JANESVILLE—When I was a girl scout, your leader gave you the cookie form and you went out and rang doorbells for blocks and blocks.

Then you went to camp and had the best time ever.

Now, they have “Cookie Carnival” that includes “Girl Scout Cookie College” where you learn about money management, setting goals, and a product line that now includes new gluten-free chocolate chip cookie.

We had no idea what gluten was. Our goal was usually was to sell a bunch of cookies.

Those were simpler times.

On Saturday, more than 175 girls and their scout leaders attended the Cookie Carnival at Craig High School.

Selling cookies has been a fundraiser—and a learning experience—for the Girl Scouts since 1922, said Eliza Zimmerman, program specialist for the Badgerland Council.

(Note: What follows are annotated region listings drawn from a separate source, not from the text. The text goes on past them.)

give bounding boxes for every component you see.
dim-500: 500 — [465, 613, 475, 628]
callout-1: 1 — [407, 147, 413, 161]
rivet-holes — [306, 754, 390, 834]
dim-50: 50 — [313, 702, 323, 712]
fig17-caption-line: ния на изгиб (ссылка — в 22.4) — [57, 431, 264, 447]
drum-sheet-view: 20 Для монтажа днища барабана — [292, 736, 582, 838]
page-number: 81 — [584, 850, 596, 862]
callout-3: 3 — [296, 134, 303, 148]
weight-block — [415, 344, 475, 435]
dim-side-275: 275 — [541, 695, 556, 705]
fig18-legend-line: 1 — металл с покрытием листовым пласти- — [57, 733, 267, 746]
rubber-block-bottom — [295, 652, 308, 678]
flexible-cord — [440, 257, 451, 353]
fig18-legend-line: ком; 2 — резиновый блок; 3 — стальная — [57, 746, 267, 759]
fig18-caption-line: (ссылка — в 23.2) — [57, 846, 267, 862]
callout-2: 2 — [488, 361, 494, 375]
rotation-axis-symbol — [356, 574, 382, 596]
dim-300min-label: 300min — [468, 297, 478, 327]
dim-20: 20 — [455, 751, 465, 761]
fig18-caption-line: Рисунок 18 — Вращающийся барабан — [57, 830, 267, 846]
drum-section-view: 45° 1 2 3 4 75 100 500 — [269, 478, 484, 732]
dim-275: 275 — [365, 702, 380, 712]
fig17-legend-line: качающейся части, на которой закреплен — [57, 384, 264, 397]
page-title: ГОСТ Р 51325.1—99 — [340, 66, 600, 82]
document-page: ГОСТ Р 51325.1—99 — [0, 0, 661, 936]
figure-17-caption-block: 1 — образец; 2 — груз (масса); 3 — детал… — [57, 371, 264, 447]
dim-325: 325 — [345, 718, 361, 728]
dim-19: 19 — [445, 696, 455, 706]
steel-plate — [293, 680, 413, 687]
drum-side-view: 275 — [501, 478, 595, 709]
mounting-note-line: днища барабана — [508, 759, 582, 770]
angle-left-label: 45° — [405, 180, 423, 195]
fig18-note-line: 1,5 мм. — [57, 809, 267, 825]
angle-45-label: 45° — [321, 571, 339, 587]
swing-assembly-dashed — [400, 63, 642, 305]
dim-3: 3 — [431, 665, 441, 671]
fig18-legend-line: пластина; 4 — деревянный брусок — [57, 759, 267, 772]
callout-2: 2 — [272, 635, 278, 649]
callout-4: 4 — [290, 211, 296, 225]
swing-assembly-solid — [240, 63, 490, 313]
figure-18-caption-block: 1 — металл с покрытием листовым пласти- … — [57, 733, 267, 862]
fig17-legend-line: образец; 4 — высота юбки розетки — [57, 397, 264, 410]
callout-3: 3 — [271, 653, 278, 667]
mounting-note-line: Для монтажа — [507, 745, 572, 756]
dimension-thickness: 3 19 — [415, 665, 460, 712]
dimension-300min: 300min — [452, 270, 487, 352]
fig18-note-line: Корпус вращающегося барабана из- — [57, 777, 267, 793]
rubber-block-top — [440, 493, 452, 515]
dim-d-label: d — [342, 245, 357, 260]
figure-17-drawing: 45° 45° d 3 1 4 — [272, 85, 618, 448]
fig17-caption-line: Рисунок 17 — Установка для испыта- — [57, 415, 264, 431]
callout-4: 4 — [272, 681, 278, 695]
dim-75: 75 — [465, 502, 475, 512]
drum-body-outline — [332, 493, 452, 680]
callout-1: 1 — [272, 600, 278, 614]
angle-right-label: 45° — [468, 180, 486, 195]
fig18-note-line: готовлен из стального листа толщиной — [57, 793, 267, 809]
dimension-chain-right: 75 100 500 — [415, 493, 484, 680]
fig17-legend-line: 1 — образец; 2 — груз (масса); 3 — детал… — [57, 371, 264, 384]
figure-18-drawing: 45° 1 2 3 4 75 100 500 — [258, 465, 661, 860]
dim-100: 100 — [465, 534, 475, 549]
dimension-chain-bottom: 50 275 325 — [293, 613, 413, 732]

“Now we're trying to be more intentional in our approach to teaching those skills, both for our internal and external customers,” Zimmerman said.

That means that when you ask your local scout what she's raising money for, or which cookies are vegan—yes, vegan—she'll know the answer.

The five skills the girls are supposed to learn as part of the cookie-selling process are decision making, money management, ethics, customer service and goal setting, said Sara Danor, relationship manager for Badgerland Girl Scouts.

Danor ran a cookie college “class” like a quiz-show-style game.

“How many of the cookies have chocolate in them,” she'd ask, and the girls would all frantically try to buzz in first.

Another class asked girls to take dry beans from a cup and put them on a card containing goals such as “buy arts and crafts supplies” or “go to camp.”

The exercise was designed to encourage thoughtful goal setting.

Nevaeh Richter, 5, of Watertown, didn't need to think about it. She put all her beans in the “go to camp” square.

How many boxes of cookies did she plan to sell to get there?

“Fifteen hundred,” she said.


“I like to go swimming,” Richter said simply.

Other stations encouraged girls to draw pictures of what they'd like to do, connect the business of selling cookies to the Girl Scout Promise and practice explaining to customers what they were going to do with the money they raised.

A troop of girls from Edgerton had been to camp and had, of course, the best time ever. Their recollections about camp were interspersed with what they planned to do at camp in the future such as horseback riding, canoeing, and apparently, eating Thin Mints.

Carmen Crandall, 11, remembers going on a hike at Camp Stetler in Richland Center, where she learned about camouflage and raccoons followed her troop leader.

They also used Oreo cookies—Girl Scout Cookies must have been out of season—to learn about the phases of the moon.

They were allowed to eat the cream filling to get the proper phases of moon.

When asked the difference between the new moon and full moon, the hands shot up in the air and vibrated with excited knowledge.

A full moon is when the moon is, well, full. A new moon is when the moon is invisible or nearly so.

Full moon, full cookie. New moon, no cookie.

After Saturday's Cookie College, the moon won't be a factor. It's going to be all cookies, all the time.